Ukraine crisis: 'Russian soldiers' seize Crimea hospital
Armed men - said to be Russian troops and local militias - have seized a military hospital in Crimea, as Moscow tightens its grip on Ukraine's region.
The attackers marched into the hospital in the regional capital Simferopol, threatening staff and some 30 patients.
Pro-Russian troops are also blockading Ukrainian troops across Crimea.
The latest moves come ahead of Sunday's secession referendum in the autonomous region. Kiev and the Western nations describe the vote as illegal.
In other developments on Monday:
- Russian Foreign Minister Sergei Lavrov says Moscow will send its "counter-proposals" to Washington to try to resolve the Ukraine crisis; the US earlier proposed to set up a contact group, renew direct Kiev-Moscow talks and also urged Russia to pull its troops in Crimea back to their bases
- In a phone call, US President Barack Obama and his Chinese counterpart Xi Jinping urge Russia to respect Ukraine's territorial integrity
- Russia's former tycoon Mikhail Khodorkovsky, who spent a decade behind bars, tells students in Kiev that Russia has severely violated international law by deploying troops in Crimea
Up to 30 men in military uniforms - some with truncheons - broke into the hospital, where Ukrainian soldiers and veterans were being treated. Some of the patients are reported to be seriously ill.
The hospital director said he was forced onto a bus and kept there for half-an-hour.
The attackers also herded staff into a reception to apparently meet "the new directors", Ukraine's Interfax-Ukraina news agency reports.
Separately, pro-Russian troops tried to capture a military transport base in Bahkchysarai, a town between Simferopol and Sevastopol.
The gunmen fired warning shots into the air, but Ukrainian soldiers repelled the attack. The negotiations are reportedly still continuing.
Step-by-step, and meeting very little resistance, the pro-Russian troops are dismantling Ukraine's ability to resist in Crimea, reports the BBC's Christian Fraser, who is in the region.
Moscow has officially denied that its troops are taking part in the blockades, describing armed men with no insignia as Crimea's "self-defence" forces.
The government in Kiev - as well as the US and EU - accuse Russia of invading Ukraine, in violation of international law.
Earlier on Monday, the Russian foreign ministry condemned "lawlessness" in eastern Ukraine, blaming far-right militants for "conniving" with the Kiev authorities.
In a statement, the ministry said the "well-equipped" gunmen opened fire on "peaceful protesters" in the eastern city of Kharkiv on 8 March.
The city has recently witnessed mass rival rallies, some of which were violent.
However, local Kharkiv police say they are treating the alleged shooting as a minor incident, according to Reuters.
The Russian statement also said the seven Russian journalists had been detained by police in Dnipropetrovsk, also in the east, who accused them of being interested only in "separate provocative stories".
"The Ukrainian authorities, in violation of all existing bilateral treaties, are not letting Russian citizens into the territory of Ukraine," the statement added.
And it also voiced Moscow's surprise over "the shameful silence of our Western partners, human rights groups and foreign media".
Ukraine has in the past firmly denied similar Russian allegations, instead accusing Moscow of distorting facts to justify its continuing military presence in Crimea.
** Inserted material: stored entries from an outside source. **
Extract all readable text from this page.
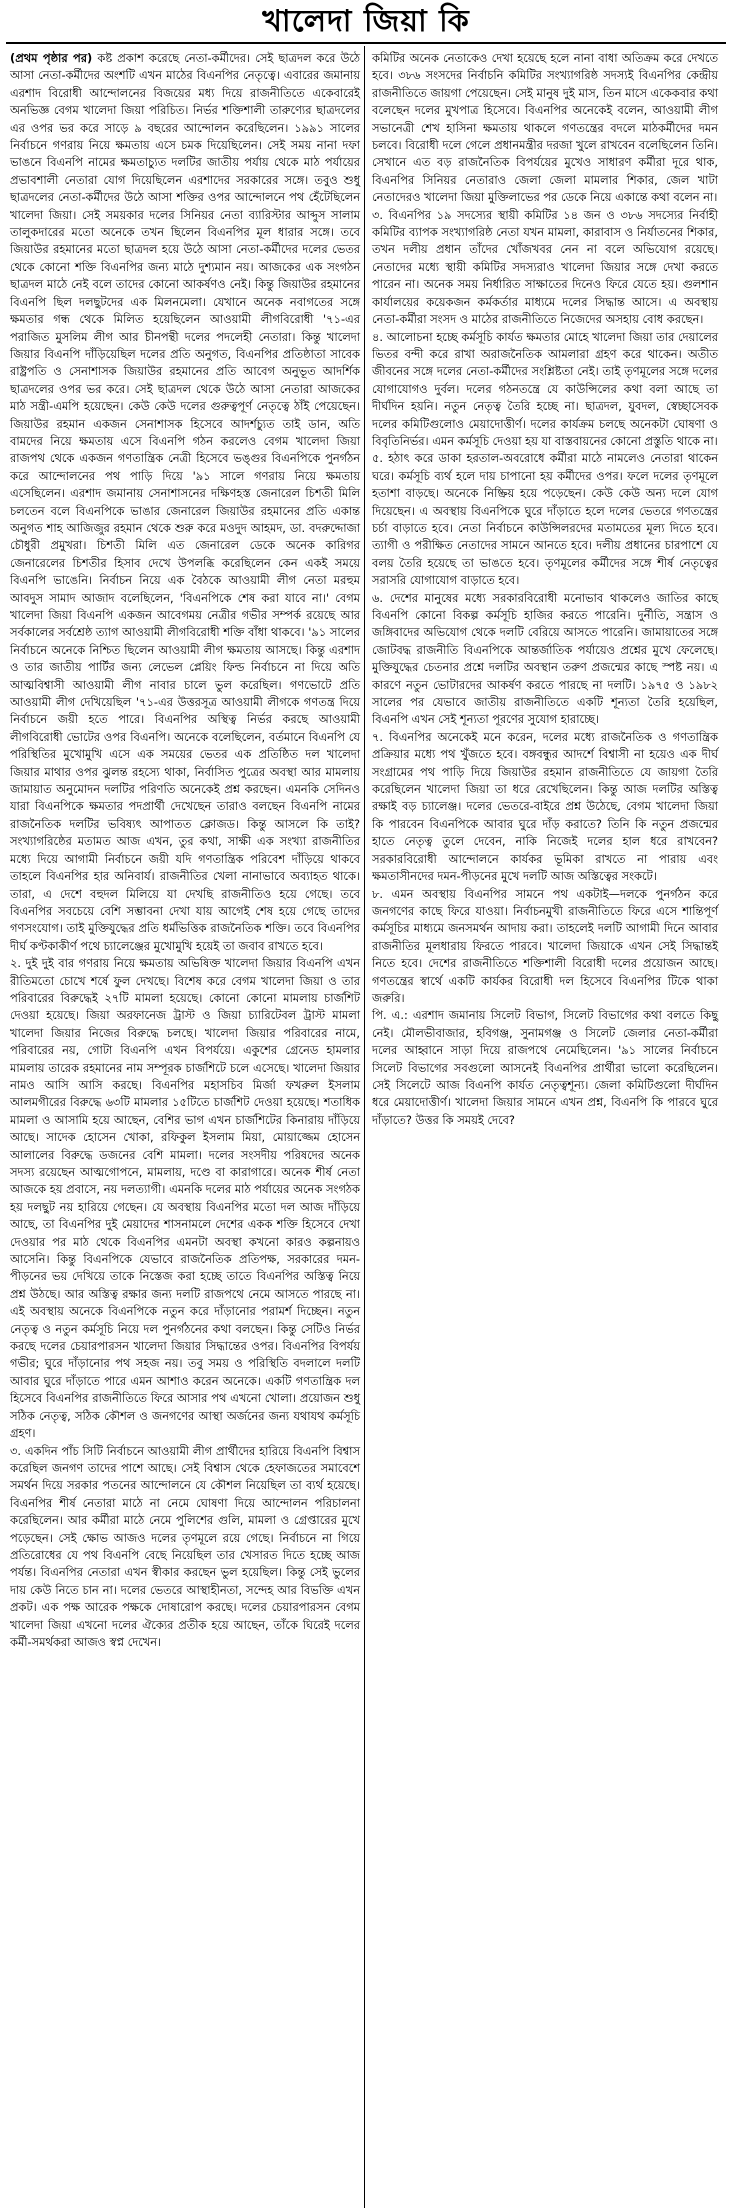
খালেদা জিয়া কি

(প্রথম পৃষ্ঠার পর) কষ্ট প্রকাশ করেছে নেতা-কর্মীদের। সেই ছাত্রদল করে উঠে আসা নেতা-কর্মীদের অংশটি এখন মাঠের বিএনপির নেতৃত্বে। এবারের জমানায় এরশাদ বিরোধী আন্দোলনের বিজয়ের মধ্য দিয়ে রাজনীতিতে একেবারেই অনভিজ্ঞ বেগম খালেদা জিয়া পরিচিত। নির্ভর শক্তিশালী তারুণ্যের ছাত্রদলের এর ওপর ভর করে সাড়ে ৯ বছরের আন্দোলন করেছিলেন। ১৯৯১ সালের নির্বাচনে গণরায় নিয়ে ক্ষমতায় এসে চমক দিয়েছিলেন। সেই সময় নানা দফা ভাঙনে বিএনপি নামের ক্ষমতাচ্যুত দলটির জাতীয় পর্যায় থেকে মাঠ পর্যায়ের প্রভাবশালী নেতারা যোগ দিয়েছিলেন এরশাদের সরকারের সঙ্গে। তবুও শুধু ছাত্রদলের নেতা-কর্মীদের উঠে আসা শক্তির ওপর আন্দোলনে পথ হেঁটেছিলেন খালেদা জিয়া। সেই সময়কার দলের সিনিয়র নেতা ব্যারিস্টার আব্দুস সালাম তালুকদারের মতো অনেকে তখন ছিলেন বিএনপির মূল ধারার সঙ্গে। তবে জিয়াউর রহমানের মতো ছাত্রদল হয়ে উঠে আসা নেতা-কর্মীদের দলের ভেতর থেকে কোনো শক্তি বিএনপির জন্য মাঠে দুশ্যমান নয়। আজকের এক সংগঠন ছাত্রদল মাঠে নেই বলে তাদের কোনো আকর্ষণও নেই। কিন্তু জিয়াউর রহমানের বিএনপি ছিল দলছুটদের এক মিলনমেলা। যেখানে অনেক নবাগতের সঙ্গে ক্ষমতার গন্ধ থেকে মিলিত হয়েছিলেন আওয়ামী লীগবিরোধী '৭১-এর পরাজিত মুসলিম লীগ আর চীনপন্থী দলের পদলেহী নেতারা। কিন্তু খালেদা জিয়ার বিএনপি দাঁড়িয়েছিল দলের প্রতি অনুগত, বিএনপির প্রতিষ্ঠাতা সাবেক রাষ্ট্রপতি ও সেনাশাসক জিয়াউর রহমানের প্রতি আবেগ অনুভূত আদর্শিক ছাত্রদলের ওপর ভর করে। সেই ছাত্রদল থেকে উঠে আসা নেতারা আজকের মাঠ সন্ত্রী-এমপি হয়েছেন। কেউ কেউ দলের গুরুত্বপূর্ণ নেতৃত্বে ঠাঁই পেয়েছেন। জিয়াউর রহমান একজন সেনাশাসক হিসেবে আদর্শচ্যুত তাই ডান, অতি বামদের নিয়ে ক্ষমতায় এসে বিএনপি গঠন করলেও বেগম খালেদা জিয়া রাজপথ থেকে একজন গণতান্ত্রিক নেত্রী হিসেবে ভঙ্গুর বিএনপিকে পুনর্গঠন করে আন্দোলনের পথ পাড়ি দিয়ে '৯১ সালে গণরায় নিয়ে ক্ষমতায় এসেছিলেন। এরশাদ জমানায় সেনাশাসনের দক্ষিণহস্ত জেনারেল চিশতী মিলি চলতেন বলে বিএনপিকে ভাঙার জেনারেল জিয়াউর রহমানের প্রতি একান্ত অনুগত শাহ আজিজুর রহমান থেকে শুরু করে মওদুদ আহমদ, ডা. বদরুদ্দোজা চৌধুরী প্রমুখরা। চিশতী মিলি এত জেনারেল ডেকে অনেক কারিগর জেনারেলের চিশতীর হিসাব দেখে উপলব্ধি করেছিলেন কেন একই সময়ে বিএনপি ভাঙেনি। নির্বাচন নিয়ে এক বৈঠকে আওয়ামী লীগ নেতা মরহুম আবদুস সামাদ আজাদ বলেছিলেন, 'বিএনপিকে শেষ করা যাবে না।' বেগম খালেদা জিয়া বিএনপি একজন আবেগময় নেত্রীর গভীর সম্পর্ক রয়েছে আর সর্বকালের সর্বশ্রেষ্ঠ ত্যাগ আওয়ামী লীগবিরোধী শক্তি বাঁধা থাকবে। '৯১ সালের নির্বাচনে অনেকে নিশ্চিত ছিলেন আওয়ামী লীগ ক্ষমতায় আসছে। কিন্তু এরশাদ ও তার জাতীয় পার্টির জন্য লেভেল প্লেয়িং ফিল্ড নির্বাচনে না দিয়ে অতি আত্মবিশ্বাসী আওয়ামী লীগ নাবার চালে ভুল করেছিল। গণভোটে প্রতি আওয়ামী লীগ দেখিয়েছিল '৭১-এর উত্তরসূত্র আওয়ামী লীগকে গণতন্ত্র দিয়ে নির্বাচনে জয়ী হতে পারে। বিএনপির অস্থিত্ব নির্ভর করছে আওয়ামী লীগবিরোধী ভোটের ওপর বিএনপি। অনেকে বলেছিলেন, বর্তমানে বিএনপি যে পরিস্থিতির মুখোমুখি এসে এক সময়ের ভেতর এক প্রতিষ্ঠিত দল খালেদা জিয়ার মাথার ওপর ঝুলন্ত রহস্যে থাকা, নির্বাসিত পুত্রের অবস্থা আর মামলায় জামায়াত অনুমোদন দলটির পরিণতি অনেকেই প্রশ্ন করছেন। এমনকি সেদিনও যারা বিএনপিকে ক্ষমতার পদপ্রার্থী দেখেছেন তারাও বলছেন বিএনপি নামের রাজনৈতিক দলটির ভবিষ্যৎ আপাতত ক্লোজড। কিন্তু আসলে কি তাই? সংখ্যাগরিষ্ঠের মতামত আজ এখন, তুর কথা, সাক্ষী এক সংখ্যা রাজনীতির মধ্যে দিয়ে আগামী নির্বাচনে জয়ী যদি গণতান্ত্রিক পরিবেশ দাঁড়িয়ে থাকবে তাহলে বিএনপির হার অনিবার্য। রাজনীতির খেলা নানাভাবে অব্যাহত থাকে। তারা, এ দেশে বহুদল মিলিয়ে যা দেখছি রাজনীতিও হয়ে গেছে। তবে বিএনপির সবচেয়ে বেশি সম্ভাবনা দেখা যায় আগেই শেষ হয়ে গেছে তাদের গণসংযোগ। তাই মুক্তিযুদ্ধের প্রতি ধর্মভিত্তিক রাজনৈতিক শক্তি। তবে বিএনপির দীর্ঘ কণ্টকাকীর্ণ পথে চ্যালেঞ্জের মুখোমুখি হয়েই তা জবাব রাখতে হবে।

২. দুই দুই বার গণরায় নিয়ে ক্ষমতায় অভিষিক্ত খালেদা জিয়ার বিএনপি এখন রীতিমতো চোখে শর্ষে ফুল দেখছে। বিশেষ করে বেগম খালেদা জিয়া ও তার পরিবারের বিরুদ্ধেই ২৭টি মামলা হয়েছে। কোনো কোনো মামলায় চার্জশিট দেওয়া হয়েছে। জিয়া অরফানেজ ট্রাস্ট ও জিয়া চ্যারিটেবল ট্রাস্ট মামলা খালেদা জিয়ার নিজের বিরুদ্ধে চলছে। খালেদা জিয়ার পরিবারের নামে, পরিবারের নয়, গোটা বিএনপি এখন বিপর্যয়ে। একুশের গ্রেনেড হামলার মামলায় তারেক রহমানের নাম সম্পূরক চার্জশিটে চলে এসেছে। খালেদা জিয়ার নামও আসি আসি করছে। বিএনপির মহাসচিব মির্জা ফখরুল ইসলাম আলমগীরের বিরুদ্ধে ৬৩টি মামলার ১৫টিতে চার্জশিট দেওয়া হয়েছে। শতাধিক মামলা ও আসামি হয়ে আছেন, বেশির ভাগ এখন চার্জশিটের কিনারায় দাঁড়িয়ে আছে। সাদেক হোসেন খোকা, রফিকুল ইসলাম মিয়া, মোয়াজ্জেম হোসেন আলালের বিরুদ্ধে ডজনের বেশি মামলা। দলের সংসদীয় পরিষদের অনেক সদস্য রয়েছেন আত্মগোপনে, মামলায়, দণ্ডে বা কারাগারে। অনেক শীর্ষ নেতা আজকে হয় প্রবাসে, নয় দলত্যাগী। এমনকি দলের মাঠ পর্যায়ের অনেক সংগঠক হয় দলছুট নয় হারিয়ে গেছেন। যে অবস্থায় বিএনপির মতো দল আজ দাঁড়িয়ে আছে, তা বিএনপির দুই মেয়াদের শাসনামলে দেশের একক শক্তি হিসেবে দেখা দেওয়ার পর মাঠ থেকে বিএনপির এমনটা অবস্থা কখনো কারও কল্পনায়ও আসেনি। কিন্তু বিএনপিকে যেভাবে রাজনৈতিক প্রতিপক্ষ, সরকারের দমন-পীড়নের ভয় দেখিয়ে তাকে নিস্তেজ করা হচ্ছে তাতে বিএনপির অস্তিত্ব নিয়ে প্রশ্ন উঠছে। আর অস্তিত্ব রক্ষার জন্য দলটি রাজপথে নেমে আসতে পারছে না। এই অবস্থায় অনেকে বিএনপিকে নতুন করে দাঁড়ানোর পরামর্শ দিচ্ছেন। নতুন নেতৃত্ব ও নতুন কর্মসূচি নিয়ে দল পুনর্গঠনের কথা বলছেন। কিন্তু সেটিও নির্ভর করছে দলের চেয়ারপারসন খালেদা জিয়ার সিদ্ধান্তের ওপর। বিএনপির বিপর্যয় গভীর; ঘুরে দাঁড়ানোর পথ সহজ নয়। তবু সময় ও পরিস্থিতি বদলালে দলটি আবার ঘুরে দাঁড়াতে পারে এমন আশাও করেন অনেকে। একটি গণতান্ত্রিক দল হিসেবে বিএনপির রাজনীতিতে ফিরে আসার পথ এখনো খোলা। প্রয়োজন শুধু সঠিক নেতৃত্ব, সঠিক কৌশল ও জনগণের আস্থা অর্জনের জন্য যথাযথ কর্মসূচি গ্রহণ।

৩. একদিন পাঁচ সিটি নির্বাচনে আওয়ামী লীগ প্রার্থীদের হারিয়ে বিএনপি বিশ্বাস করেছিল জনগণ তাদের পাশে আছে। সেই বিশ্বাস থেকে হেফাজতের সমাবেশে সমর্থন দিয়ে সরকার পতনের আন্দোলনে যে কৌশল নিয়েছিল তা ব্যর্থ হয়েছে। বিএনপির শীর্ষ নেতারা মাঠে না নেমে ঘোষণা দিয়ে আন্দোলন পরিচালনা করেছিলেন। আর কর্মীরা মাঠে নেমে পুলিশের গুলি, মামলা ও গ্রেপ্তারের মুখে পড়েছেন। সেই ক্ষোভ আজও দলের তৃণমূলে রয়ে গেছে। নির্বাচনে না গিয়ে প্রতিরোধের যে পথ বিএনপি বেছে নিয়েছিল তার খেসারত দিতে হচ্ছে আজ পর্যন্ত। বিএনপির নেতারা এখন স্বীকার করছেন ভুল হয়েছিল। কিন্তু সেই ভুলের দায় কেউ নিতে চান না। দলের ভেতরে আস্থাহীনতা, সন্দেহ আর বিভক্তি এখন প্রকট। এক পক্ষ আরেক পক্ষকে দোষারোপ করছে। দলের চেয়ারপারসন বেগম খালেদা জিয়া এখনো দলের ঐক্যের প্রতীক হয়ে আছেন, তাঁকে ঘিরেই দলের কর্মী-সমর্থকরা আজও স্বপ্ন দেখেন।

কমিটির অনেক নেতাকেও দেখা হয়েছে হলে নানা বাধা অতিক্রম করে দেখতে হবে। ৩৮৬ সংসদের নির্বাচনি কমিটির সংখ্যাগরিষ্ঠ সদস্যই বিএনপির কেন্দ্রীয় রাজনীতিতে জায়গা পেয়েছেন। সেই মানুষ দুই মাস, তিন মাসে একেকবার কথা বলেছেন দলের মুখপাত্র হিসেবে। বিএনপির অনেকেই বলেন, আওয়ামী লীগ সভানেত্রী শেখ হাসিনা ক্ষমতায় থাকলে গণতন্ত্রের বদলে মাঠকর্মীদের দমন চলবে। বিরোধী দলে গেলে প্রধানমন্ত্রীর দরজা খুলে রাখবেন বলেছিলেন তিনি। সেখানে এত বড় রাজনৈতিক বিপর্যয়ের মুখেও সাধারণ কর্মীরা দূরে থাক, বিএনপির সিনিয়র নেতারাও জেলা জেলা মামলার শিকার, জেল খাটা নেতাদেরও খালেদা জিয়া মুক্তিলাভের পর ডেকে নিয়ে একান্তে কথা বলেন না।

৩. বিএনপির ১৯ সদস্যের স্থায়ী কমিটির ১৪ জন ও ৩৮৬ সদস্যের নির্বাহী কমিটির ব্যাপক সংখ্যাগরিষ্ঠ নেতা যখন মামলা, কারাবাস ও নির্যাতনের শিকার, তখন দলীয় প্রধান তাঁদের খোঁজখবর নেন না বলে অভিযোগ রয়েছে। নেতাদের মধ্যে স্থায়ী কমিটির সদস্যরাও খালেদা জিয়ার সঙ্গে দেখা করতে পারেন না। অনেক সময় নির্ধারিত সাক্ষাতের দিনেও ফিরে যেতে হয়। গুলশান কার্যালয়ের কয়েকজন কর্মকর্তার মাধ্যমে দলের সিদ্ধান্ত আসে। এ অবস্থায় নেতা-কর্মীরা সংসদ ও মাঠের রাজনীতিতে নিজেদের অসহায় বোধ করছেন।

৪. আলোচনা হচ্ছে কর্মসূচি কার্যত ক্ষমতার মোহে খালেদা জিয়া তার দেয়ালের ভিতর বন্দী করে রাখা অরাজনৈতিক আমলারা গ্রহণ করে থাকেন। অতীত জীবনের সঙ্গে দলের নেতা-কর্মীদের সংশ্লিষ্টতা নেই। তাই তৃণমূলের সঙ্গে দলের যোগাযোগও দুর্বল। দলের গঠনতন্ত্রে যে কাউন্সিলের কথা বলা আছে তা দীর্ঘদিন হয়নি। নতুন নেতৃত্ব তৈরি হচ্ছে না। ছাত্রদল, যুবদল, স্বেচ্ছাসেবক দলের কমিটিগুলোও মেয়াদোত্তীর্ণ। দলের কার্যক্রম চলছে অনেকটা ঘোষণা ও বিবৃতিনির্ভর। এমন কর্মসূচি দেওয়া হয় যা বাস্তবায়নের কোনো প্রস্তুতি থাকে না।

৫. হঠাৎ করে ডাকা হরতাল-অবরোধে কর্মীরা মাঠে নামলেও নেতারা থাকেন ঘরে। কর্মসূচি ব্যর্থ হলে দায় চাপানো হয় কর্মীদের ওপর। ফলে দলের তৃণমূলে হতাশা বাড়ছে। অনেকে নিষ্ক্রিয় হয়ে পড়েছেন। কেউ কেউ অন্য দলে যোগ দিয়েছেন। এ অবস্থায় বিএনপিকে ঘুরে দাঁড়াতে হলে দলের ভেতরে গণতন্ত্রের চর্চা বাড়াতে হবে। নেতা নির্বাচনে কাউন্সিলরদের মতামতের মূল্য দিতে হবে। ত্যাগী ও পরীক্ষিত নেতাদের সামনে আনতে হবে। দলীয় প্রধানের চারপাশে যে বলয় তৈরি হয়েছে তা ভাঙতে হবে। তৃণমূলের কর্মীদের সঙ্গে শীর্ষ নেতৃত্বের সরাসরি যোগাযোগ বাড়াতে হবে।

৬. দেশের মানুষের মধ্যে সরকারবিরোধী মনোভাব থাকলেও জাতির কাছে বিএনপি কোনো বিকল্প কর্মসূচি হাজির করতে পারেনি। দুর্নীতি, সন্ত্রাস ও জঙ্গিবাদের অভিযোগ থেকে দলটি বেরিয়ে আসতে পারেনি। জামায়াতের সঙ্গে জোটবদ্ধ রাজনীতি বিএনপিকে আন্তর্জাতিক পর্যায়েও প্রশ্নের মুখে ফেলেছে। মুক্তিযুদ্ধের চেতনার প্রশ্নে দলটির অবস্থান তরুণ প্রজন্মের কাছে স্পষ্ট নয়। এ কারণে নতুন ভোটারদের আকর্ষণ করতে পারছে না দলটি। ১৯৭৫ ও ১৯৮২ সালের পর যেভাবে জাতীয় রাজনীতিতে একটি শূন্যতা তৈরি হয়েছিল, বিএনপি এখন সেই শূন্যতা পূরণের সুযোগ হারাচ্ছে।

৭. বিএনপির অনেকেই মনে করেন, দলের মধ্যে রাজনৈতিক ও গণতান্ত্রিক প্রক্রিয়ার মধ্যে পথ খুঁজতে হবে। বঙ্গবন্ধুর আদর্শে বিশ্বাসী না হয়েও এক দীর্ঘ সংগ্রামের পথ পাড়ি দিয়ে জিয়াউর রহমান রাজনীতিতে যে জায়গা তৈরি করেছিলেন খালেদা জিয়া তা ধরে রেখেছিলেন। কিন্তু আজ দলটির অস্তিত্ব রক্ষাই বড় চ্যালেঞ্জ। দলের ভেতরে-বাইরে প্রশ্ন উঠেছে, বেগম খালেদা জিয়া কি পারবেন বিএনপিকে আবার ঘুরে দাঁড় করাতে? তিনি কি নতুন প্রজন্মের হাতে নেতৃত্ব তুলে দেবেন, নাকি নিজেই দলের হাল ধরে রাখবেন? সরকারবিরোধী আন্দোলনে কার্যকর ভূমিকা রাখতে না পারায় এবং ক্ষমতাসীনদের দমন-পীড়নের মুখে দলটি আজ অস্তিত্বের সংকটে।

৮. এমন অবস্থায় বিএনপির সামনে পথ একটাই—দলকে পুনর্গঠন করে জনগণের কাছে ফিরে যাওয়া। নির্বাচনমুখী রাজনীতিতে ফিরে এসে শান্তিপূর্ণ কর্মসূচির মাধ্যমে জনসমর্থন আদায় করা। তাহলেই দলটি আগামী দিনে আবার রাজনীতির মূলধারায় ফিরতে পারবে। খালেদা জিয়াকে এখন সেই সিদ্ধান্তই নিতে হবে। দেশের রাজনীতিতে শক্তিশালী বিরোধী দলের প্রয়োজন আছে। গণতন্ত্রের স্বার্থে একটি কার্যকর বিরোধী দল হিসেবে বিএনপির টিকে থাকা জরুরি।

পি. এ.: এরশাদ জমানায় সিলেট বিভাগ, সিলেট বিভাগের কথা বলতে কিছু নেই। মৌলভীবাজার, হবিগঞ্জ, সুনামগঞ্জ ও সিলেট জেলার নেতা-কর্মীরা দলের আহ্বানে সাড়া দিয়ে রাজপথে নেমেছিলেন। '৯১ সালের নির্বাচনে সিলেট বিভাগের সবগুলো আসনেই বিএনপির প্রার্থীরা ভালো করেছিলেন। সেই সিলেটে আজ বিএনপি কার্যত নেতৃত্বশূন্য। জেলা কমিটিগুলো দীর্ঘদিন ধরে মেয়াদোত্তীর্ণ। খালেদা জিয়ার সামনে এখন প্রশ্ন, বিএনপি কি পারবে ঘুরে দাঁড়াতে? উত্তর কি সময়ই দেবে?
Kiev points out that monitors of the Organization for Security and Co-operation in Europe have recently been prevented by pro-Russian militia groups from entering Crimea and a number of journalists have been beaten up by militias in the autonomous region.
Russian President Vladimir Putin insisted he has the right to protect Russian interests and the rights of ethnic Russians there.
On Sunday, he also defended the moves by Crimea's authorities to stage the referendum on 16 March. Mr Putin said "the steps taken by Crimea's legitimate authorities are based on international law".
However, German Chancellor Angela Merkel told him in a phone call that she considered the vote illegal.
Both EU leaders and the US have warned Moscow they would slap even tougher sanctions if Russian troops remained in Crimea.
Unrest in Ukraine erupted in November after former President Viktor Yanukovych's last-minute rejection of a landmark EU deal in favour of a bailout from Russia.
Mr Yanukovych was ousted last month, and a new government has been voted in by the Ukrainian parliament.